Человек и его тень — страница 61 из 66

Когда писатель услышал об этом диагнозе, он тотчас примчался к Вэй Цзюе и возопил:

— Старина Вэй, то есть почтенный Вэй! Пожалуйста, посоветуйте им не смотреть на меня так. Ведь я же ваш ученик, которого вы выпестовали! Если я ошибался, ну так что ж: поражение — это мать успеха; не помучишься — не научишься; возвратившийся блудный сын дороже золота… Как бы там ни было, а в груди у меня бьется горячее, живое сердце. Если не верите, я покажу его вам!

С этими словами он рванул на груди рубашку, как будто собираясь вырвать и свое сердце, но Вэй Цзюе поспешно удержал его.
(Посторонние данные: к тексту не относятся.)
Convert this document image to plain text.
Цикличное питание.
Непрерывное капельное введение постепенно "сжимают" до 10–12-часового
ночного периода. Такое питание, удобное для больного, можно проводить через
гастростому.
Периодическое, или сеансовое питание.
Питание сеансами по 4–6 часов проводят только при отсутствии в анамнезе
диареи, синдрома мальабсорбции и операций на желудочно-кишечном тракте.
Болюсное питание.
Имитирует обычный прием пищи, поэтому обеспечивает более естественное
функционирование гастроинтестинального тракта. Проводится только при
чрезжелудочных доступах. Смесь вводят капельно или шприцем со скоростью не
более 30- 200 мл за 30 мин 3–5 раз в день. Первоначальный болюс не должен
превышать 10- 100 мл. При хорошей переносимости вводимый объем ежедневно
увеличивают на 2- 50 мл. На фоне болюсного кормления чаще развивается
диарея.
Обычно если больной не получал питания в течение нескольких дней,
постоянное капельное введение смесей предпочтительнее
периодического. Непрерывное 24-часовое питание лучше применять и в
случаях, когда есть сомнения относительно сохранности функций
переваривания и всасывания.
Тогда Чжуан продолжал, еще более проникновенно:

— Если вы считаете, что я недостаточно последователен, то я буду последовательным; если я недостаточно глубок, то я буду глубоким. Как вы скажете, так я и сделаю. Раз я ваш ученик, то воспитывайте меня, вразумляйте, а заодно скажите им, чтобы они убрали от меня свои драгоценные руки…

Если бы Вэй Цзюе снова не удержал его, писатель встал бы перед ним на колени. Но изменился ли он хоть немного в дальнейшем? Стал ли последовательнее и глубже? Появилась ли хоть одна трещина в броне, покрывавшей его сердце? Перестала ли крутиться эта «жемчужина»? Обо всем этом я не решаюсь судить, так как не беседовал с членами комиссии. Могу рассказать лишь о Ли Мэн — жене героя, которая долго жила с ним врозь. Слыша о нем разные тревожные вещи, она очень беспокоилась, поехала к мужу, но он снова поселил ее отдельно, а сам продолжал писать свои докладные записки. Несчастная женщина однажды не выдержала, пришла к нему и прямо в дверях расплакалась. К этому времени Чжуан Чжун писал уже несколько суток без передышки. Он устремил на нее мутные, налитые кровью глаза, заметил, как она изменилась, и произнес, успокаивая:

— Не волнуйся, я должен излить свой гнев, тогда и поговорим. Если я пройду эту заставу, я снова буду прежним Чжуан Чжуном. А пока прошу тебя терпеливо сидеть и ждать вестей от меня!

И хотя он не сказал ничего особенно утешительного, бедная женщина улыбнулась сквозь слезы. С самого момента замужества она так и не поняла до конца, за какого редкого писателя, за какого героя она вышла.

Глава двадцать пятая. Страдания и гнев старого левака. Его бдительность свидетельствует о том, что у героя верный глаз.

— Чжуан, ты должен изменить свою позицию!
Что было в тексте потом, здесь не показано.